E não custa um único real.
Estou bem confusa, são caminhos opostos, sou profissional e procuro pesquisar os caminhos mais avançados, obrigada
Olá, Marcia. Quais são as dúvidas que a estão deixando confusa?
Bom dia, a introdução do neocate advance para meu filho de 2 anos, piorou o intestino que já estava funcionando muito bem com o uso de pregomin Pepti. Essa introdução foi sugerida por um gastro para iniciar um tratamento para as múltiplas alergias.

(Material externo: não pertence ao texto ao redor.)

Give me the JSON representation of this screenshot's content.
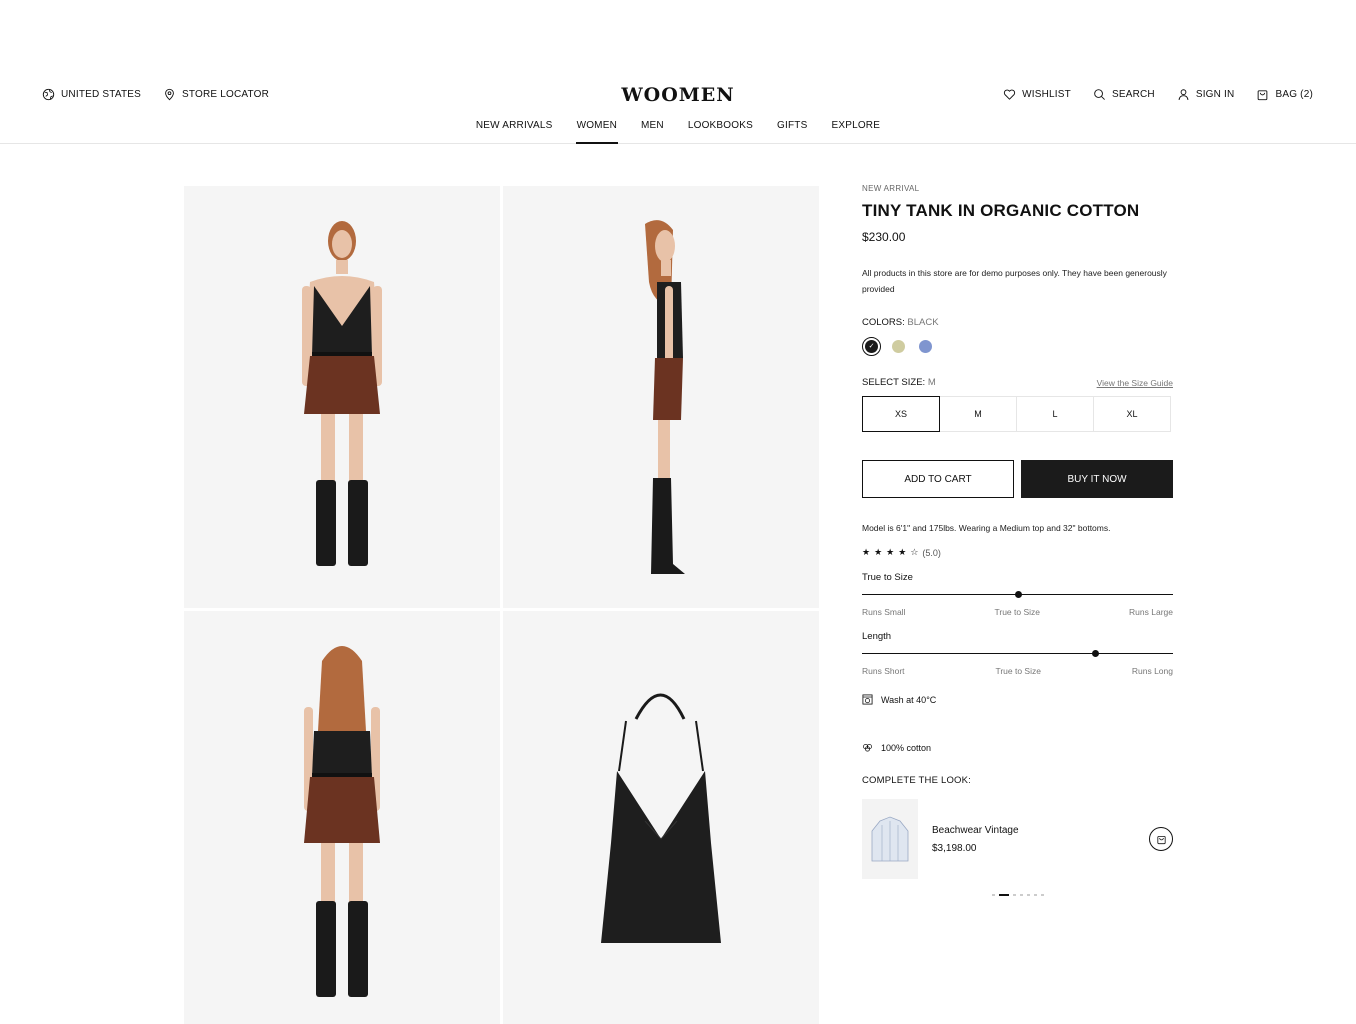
{
  "header": {
    "region": "UNITED STATES",
    "store_locator": "STORE LOCATOR",
    "logo": "WOOMEN",
    "wishlist": "WISHLIST",
    "search": "SEARCH",
    "sign_in": "SIGN IN",
    "bag": "BAG (2)"
  },
  "nav": {
    "items": [
      "NEW ARRIVALS",
      "WOMEN",
      "MEN",
      "LOOKBOOKS",
      "GIFTS",
      "EXPLORE"
    ],
    "active": "WOMEN"
  },
  "product": {
    "eyebrow": "NEW ARRIVAL",
    "title": "TINY TANK IN ORGANIC COTTON",
    "price": "$230.00",
    "note": "All products in this store are for demo purposes only. They have been generously provided",
    "colors_label": "COLORS: ",
    "color_value": "BLACK",
    "colors": [
      "#1a1a1a",
      "#cfcca0",
      "#7f95cf"
    ],
    "size_label": "SELECT SIZE: ",
    "size_value": "M",
    "size_guide": "View the Size Guide",
    "sizes": [
      "XS",
      "M",
      "L",
      "XL"
    ],
    "selected_size_index": 0,
    "add_to_cart": "ADD TO CART",
    "buy_now": "BUY IT NOW",
    "model_note": "Model is 6'1\" and 175lbs. Wearing a Medium top and 32\" bottoms.",
    "rating_text": "(5.0)",
    "stars_filled": 4,
    "stars_total": 5,
    "fit": [
      {
        "label": "True to Size",
        "ticks": [
          "Runs Small",
          "True to Size",
          "Runs Large"
        ],
        "position": 0.5
      },
      {
        "label": "Length",
        "ticks": [
          "Runs Short",
          "True to Size",
          "Runs Long"
        ],
        "position": 0.75
      }
    ],
    "care": "Wash at 40°C",
    "material": "100% cotton",
    "complete_look_title": "COMPLETE THE LOOK:",
    "look_item": {
      "name": "Beachwear Vintage",
      "price": "$3,198.00"
    },
    "carousel_pages": 7,
    "carousel_active": 1
  }
}
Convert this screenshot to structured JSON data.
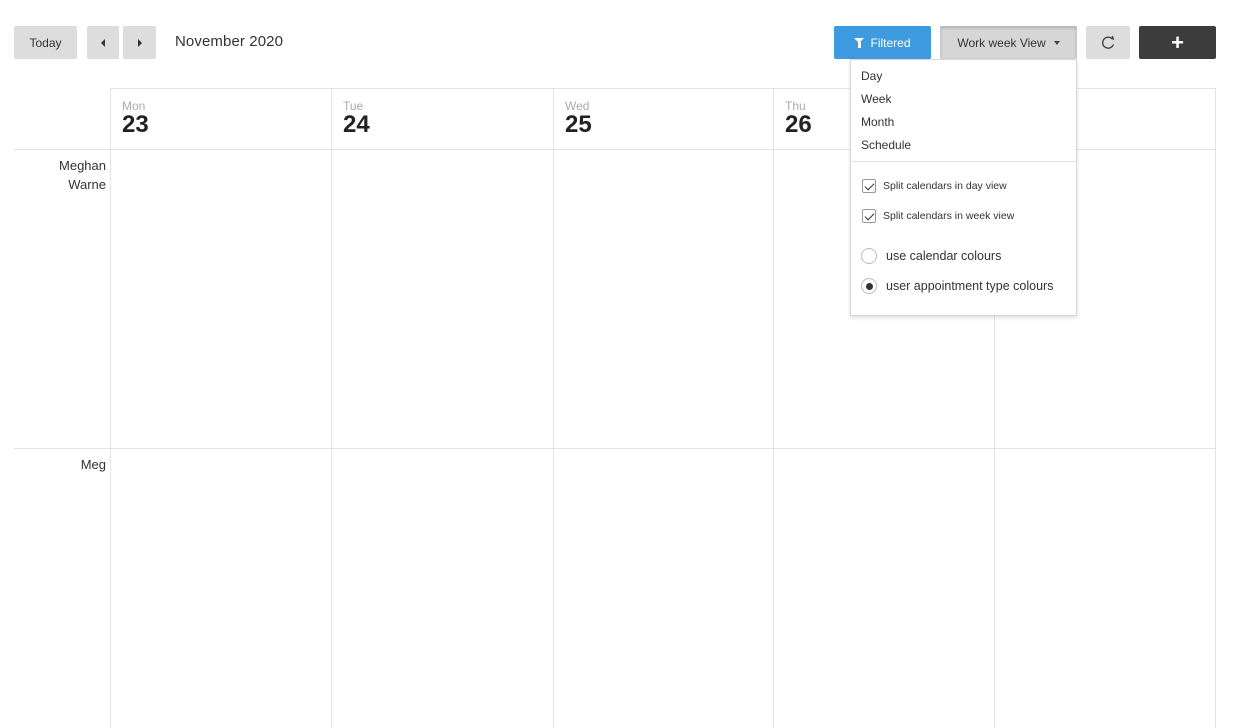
{
  "toolbar": {
    "today_label": "Today",
    "prev_icon": "caret-left-icon",
    "next_icon": "caret-right-icon",
    "month_title": "November 2020",
    "filtered_label": "Filtered",
    "filter_icon": "funnel-icon",
    "view_label": "Work week View",
    "refresh_icon": "↻",
    "add_label": "+",
    "accent_color": "#3f9be0"
  },
  "days": [
    {
      "dow": "Mon",
      "date": "23"
    },
    {
      "dow": "Tue",
      "date": "24"
    },
    {
      "dow": "Wed",
      "date": "25"
    },
    {
      "dow": "Thu",
      "date": "26"
    }
  ],
  "resources": [
    {
      "line1": "Meghan",
      "line2": "Warne"
    },
    {
      "line1": "Meg",
      "line2": ""
    }
  ],
  "view_menu": {
    "items": [
      "Day",
      "Week",
      "Month",
      "Schedule"
    ],
    "checkboxes": [
      {
        "label": "Split calendars in day view",
        "checked": true
      },
      {
        "label": "Split calendars in week view",
        "checked": true
      }
    ],
    "radios": [
      {
        "label": "use calendar colours",
        "selected": false
      },
      {
        "label": "user appointment type colours",
        "selected": true
      }
    ]
  }
}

Neocate advance pode dar diarreia?
Obrigada pela atenção
Existem estudos bastante sérios de profissionais com bagagem profissional e estudos de caso apoiados em provas laboratoriais,onde há documentação de ocorrência prévia de transtornos alimentares correlatos a distúrbios do comportamento,negar estes fatos é vitar as costas ao desenvolvimento de concretas possibilidades de remissão total ou parcial dos sintomas de TEA ,TDAH esquizofrenia ,enxaqueca e sabe-se lá mais o que .Se falássemos de alergia a camarão ninguém estaria duvidando,ou quando o Sr Pasteur levantou a possibilidade da existencia de microorganismos que causariam doenças a comunidade científica não aceitou de pronto.Não ao conformismo,existem fatores que claramente aumentaram a ocorrência de doenças comportamentais e pode até não ser a alimentação a resposta definitiva mas creio que sua ocorrência é um grande contribuinte de um cenario multi fatorial
Olá Joabe. Primeiro: TEA não tem “sintomas” e jamais haverá “remissão de sintomas”, muito menos totalmente. Em outras palavras: Autismo não tem cura. Autismo não é uma doença, como a maioria das pessoas deseja, mas um pacote de características que fazem parte da pessoa, que a faz ser quem ela é, aceitemos isso ou não. Autismo não é uma doença comportamental, é um modo de funcionamento neuronal. E por fim, saiu recentemente mais uma metanálise (MAIS UMA) sobre essa baboseira de dieta e autismo e mais uma vez a conclusão foi a mesma: uma dieta mais saudável é boa pra qualquer pessoa, seja ela autista ou não. E se a pessoa é alérgica a algum alimento, sim, precisa cortá-los. Isso não tem qualquer relação com o autismo ou com a neurodiversidade. É como dizem os autistas: não é o autismo que precisa de cura, mas o preconceito das pessoas que se negam a aceitar a neurodiversidade. Bem, você citou “estudos sérios”. Eu não vou citar. Vou apresentar. Boa leitura: https://link.springer.com/article/10.1007%2Fs12519-018-0164-4
Qualquer pessoa pode ter uma alergia ou intolerância alimentar. Esse tipo de coisa muitas vezes causa dor e desconforto. Quando acontece com um autista, ele vai demonstrar aquela dor e desconforto de forma autistica. O mesmo acontece, por exemplo, se esse mesmo autista chutar uma quina com o dedinho do pé. Vai expressar a dor de forma autistica. Será que chutar quinas causa autismo? Será que não chutar quinas faz das pessoas menos autistas? Se ele chutar outra quina no futuro e reagir novamente de forma autistica, isso quer dizer que teve uma recaída de autismo? Porque é o mesmo princípio… Não quer dizer que alergias e intolerâncias alimentares não sejam algo importante de se evitar, especialmente se você já tem certeza de que elas estão lá, porque ignora-las seria o mesmo que ficar chutando quinas de propósito. A questão toda é não mistificar a coisa nem fazer relações rasas. Uma coisa é uma coisa e outra coisa é outra coisa.
Mais uma meta analise comprovando a ineficácia de dietas restritivas associadas ao autismo. Caso a pessoa seja alérgica ou intolerante a algum alimento deverá tratar-se como qualquer pessoa.
https://link.springer.com/article/10.1007%2Fs12519-018-0164-4
Gisele, parabéns! Seu texto, para mim, está perfeito. É desta forma que penso. Meu filho é um rapaz extremamente calmo e adora massa e laticínios. Acho que o que se precisa é de mais amor e compreensão.